The future of the MCU is also really well shown through some of the other characters in the film. It’s great to see more of Don Cheadle and Anthony Mackie, the scenes with Nick Fury and Stellan Skarsgard help to show the future of the team and the MCU effectively and the scenes with Andy Serkis (who is a lot of fun in his brief appearance) help set up Black Panther effectively, but it’s in The Vision where the true intent of Phase 3 is shown. He is the most bizarre character introduced in the MCU (even including the ones in Guardians of the Galaxy). The circumstances behind his creation are probably the most overt parallel to Frankenstein in the film, his whole power-set is never fully explained but doesn’t really need to be and the whole look of the character shows how much the comic book aesthetic is going to be appreciated in Phase 3. A lot of credit has to go to Paul Bettany for making the character work, the overall detachment from humanity being perfectly counterpointed by Bettany’s soulful eyes, which helps make the character so compelling and I’m excited to see how he’ll play into Phase 3.

On a technical standpoint, Whedon has improved a lot as an action director since the first film. He was always good at directing the characters and the dialogue scenes but it was also clear he wasn’t experienced directing large scale action. Here though, Whedon (along with DP Ben Davis) allow each action scene a lot of breathing room and use these scenes to help advance the characters. The standout in my eyes though is the Hulkbuster fight, there’s a clear sense of geography throughout the scene and it builds up on a lot of character moments previously set up, especially the idea of Banner losing control (since the Hulkbuster was designed by Banner along with Stark). All the other action scenes have great moments as well, and I loved the long take used at the start of the film. The overall design of everything is excellent as well, from the threatening, imposing nature of Ultron, to the overall aesthetic of Avengers Tower and Ultron’s lair. Each area has it’s own unique identity, be it from the design or from the colour scheme and how it’s shot, this is much more of a visual treat than the first film. If there is a problem I have with the technicals, and this is really more of a nitpick, it’s that the music doesn’t really have a strong theme for the team, I like the one they have but they could have done better to fit each character into it. That’s not to say the music isn’t bad, it’s just that it lacks any real presence.

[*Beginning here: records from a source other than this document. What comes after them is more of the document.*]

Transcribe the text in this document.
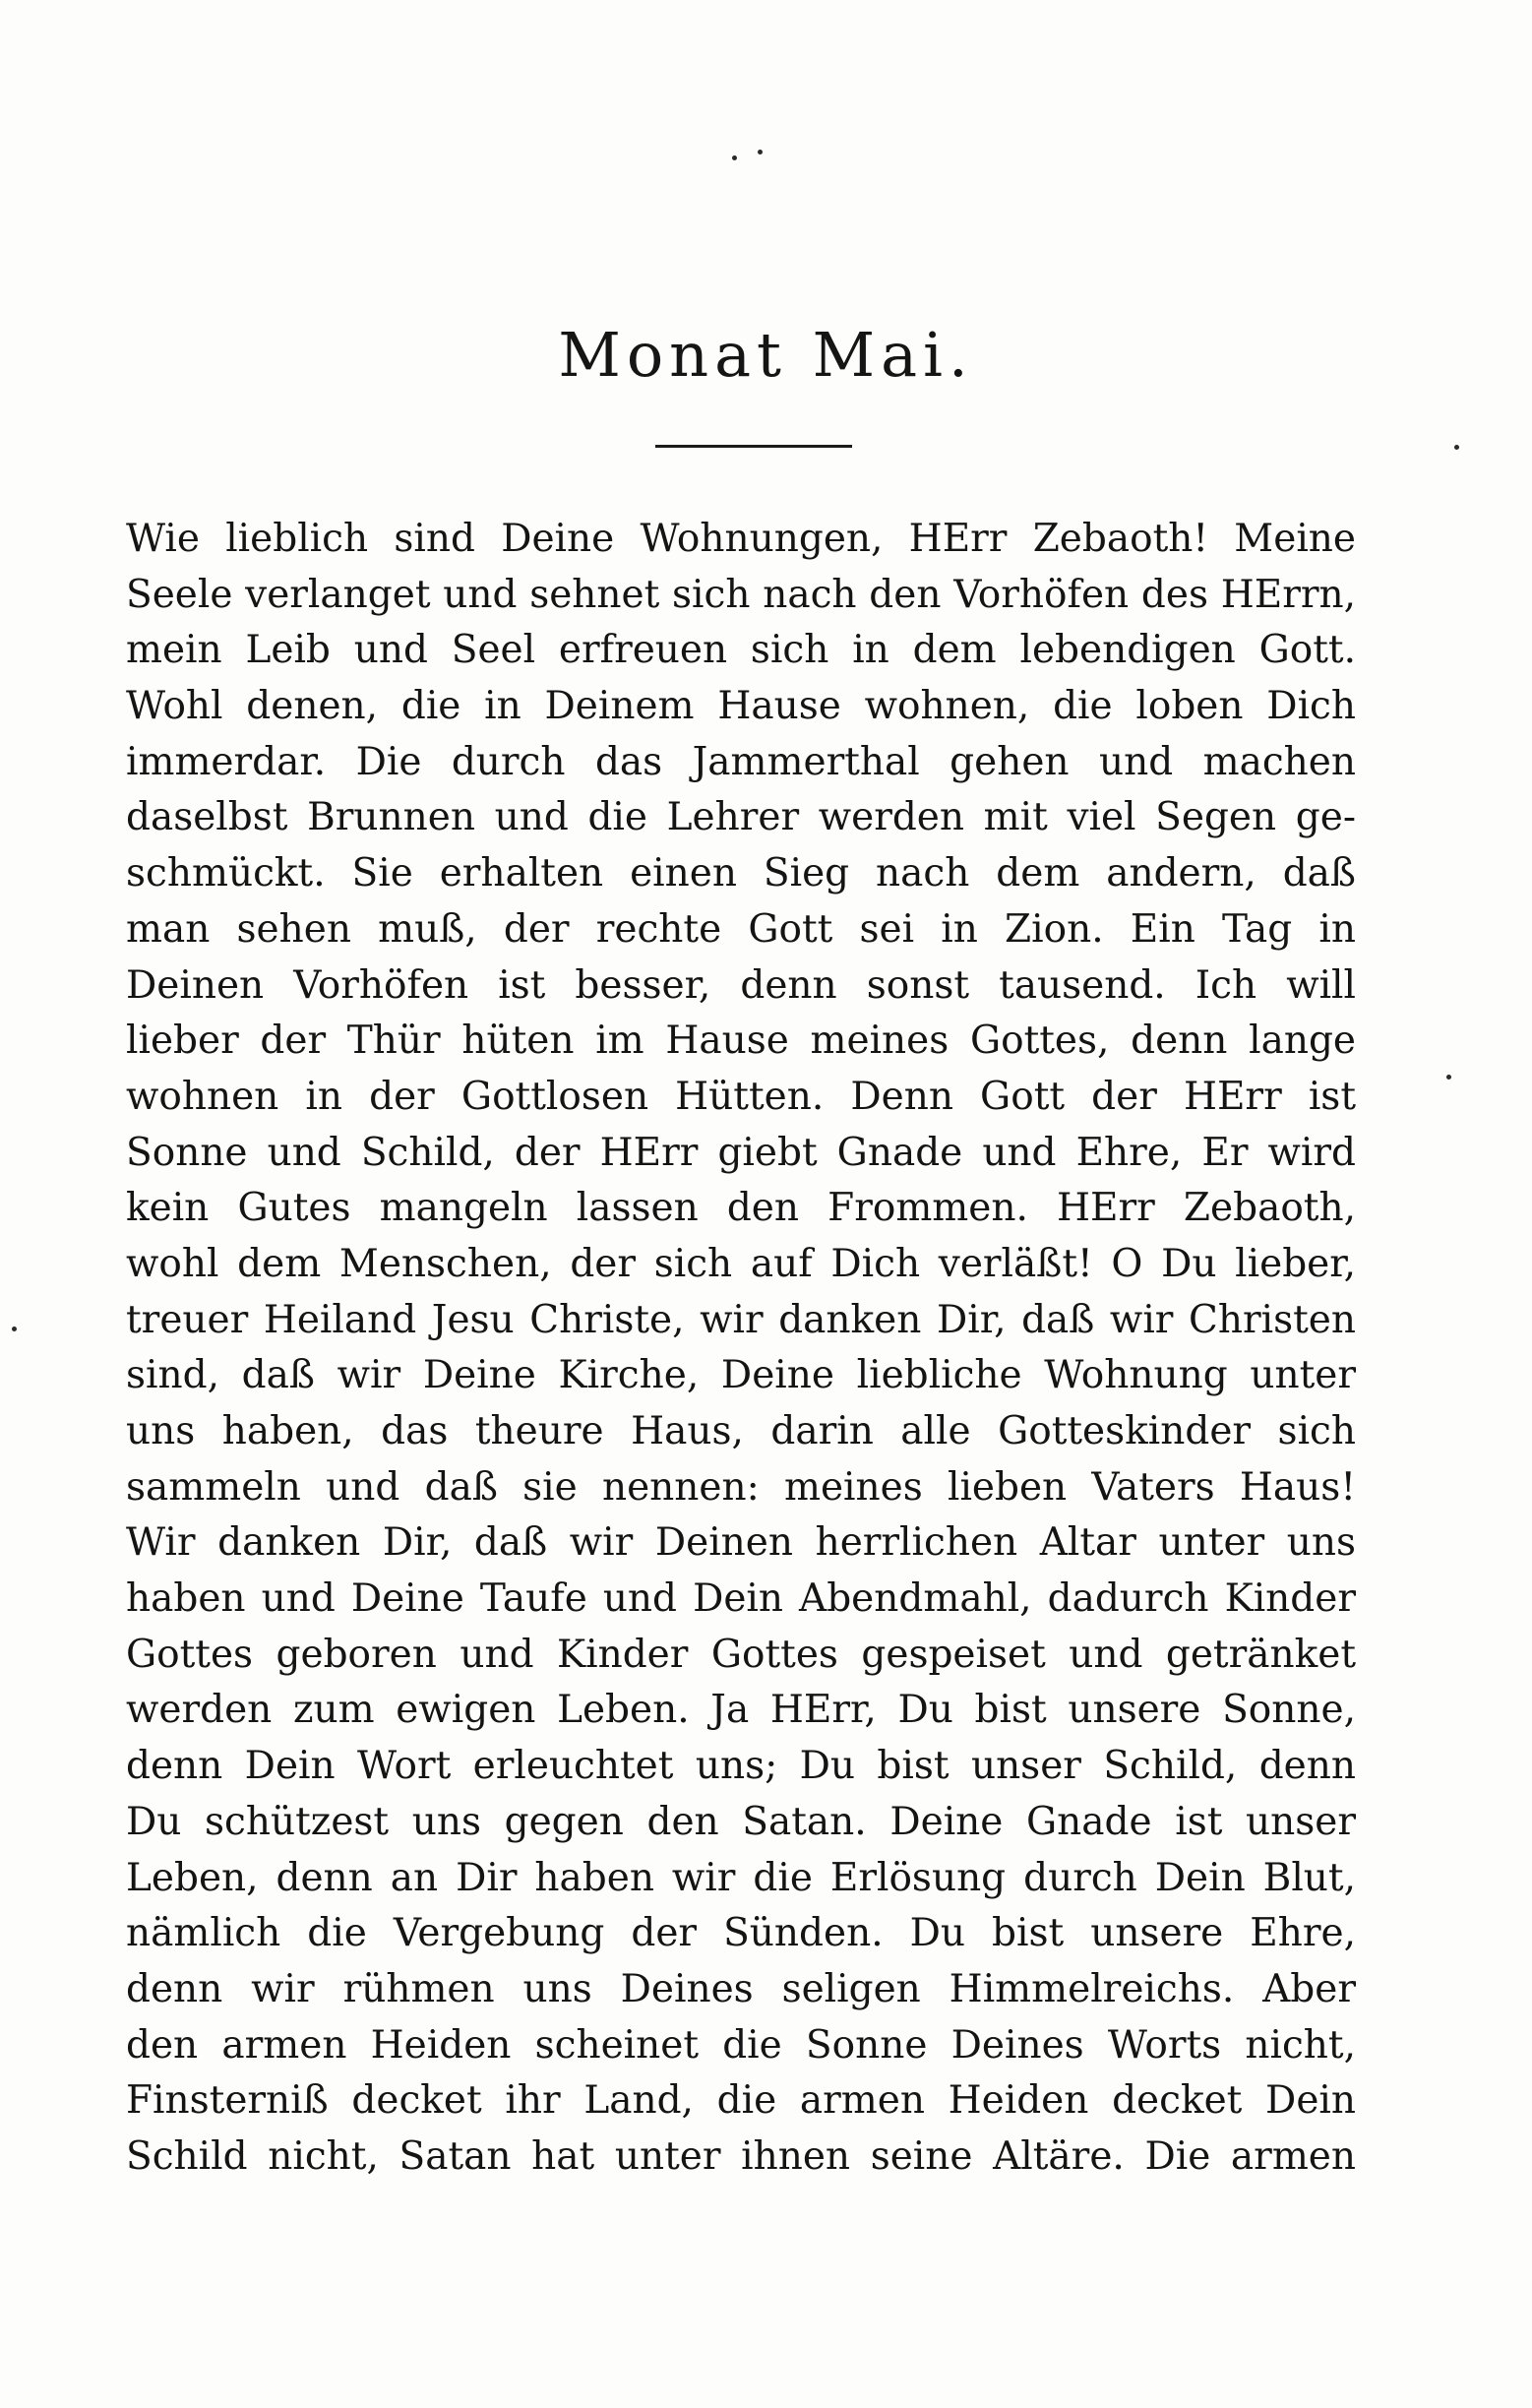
Monat Mai.
Wie lieblich sind Deine Wohnungen, HErr Zebaoth! Meine
Seele verlanget und sehnet sich nach den Vorhöfen des HErrn,
mein Leib und Seel erfreuen sich in dem lebendigen Gott.
Wohl denen, die in Deinem Hause wohnen, die loben Dich
immerdar. Die durch das Jammerthal gehen und machen
daselbst Brunnen und die Lehrer werden mit viel Segen ge-
schmückt. Sie erhalten einen Sieg nach dem andern, daß
man sehen muß, der rechte Gott sei in Zion. Ein Tag in
Deinen Vorhöfen ist besser, denn sonst tausend. Ich will
lieber der Thür hüten im Hause meines Gottes, denn lange
wohnen in der Gottlosen Hütten. Denn Gott der HErr ist
Sonne und Schild, der HErr giebt Gnade und Ehre, Er wird
kein Gutes mangeln lassen den Frommen. HErr Zebaoth,
wohl dem Menschen, der sich auf Dich verläßt! O Du lieber,
treuer Heiland Jesu Christe, wir danken Dir, daß wir Christen
sind, daß wir Deine Kirche, Deine liebliche Wohnung unter
uns haben, das theure Haus, darin alle Gotteskinder sich
sammeln und daß sie nennen: meines lieben Vaters Haus!
Wir danken Dir, daß wir Deinen herrlichen Altar unter uns
haben und Deine Taufe und Dein Abendmahl, dadurch Kinder
Gottes geboren und Kinder Gottes gespeiset und getränket
werden zum ewigen Leben. Ja HErr, Du bist unsere Sonne,
denn Dein Wort erleuchtet uns; Du bist unser Schild, denn
Du schützest uns gegen den Satan. Deine Gnade ist unser
Leben, denn an Dir haben wir die Erlösung durch Dein Blut,
nämlich die Vergebung der Sünden. Du bist unsere Ehre,
denn wir rühmen uns Deines seligen Himmelreichs. Aber
den armen Heiden scheinet die Sonne Deines Worts nicht,
Finsterniß decket ihr Land, die armen Heiden decket Dein
Schild nicht, Satan hat unter ihnen seine Altäre. Die armen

Overall, Avengers: Age of Ultron is a very worthy follow up to the first film with a great focus on character. Whilst it hasn’t overtaken Guardians of the Galaxy as my favourite MCU film it is a close second. Whedon’s strength with dialogue and character is really allowed to shine, matched by a top notch cast at the top of their game, and it’s clear that Whedon’s skill as a director has improved between films. This is already an excellent sign for how Phase 3 of the MCU is going to go and I cannot wait for that to happen.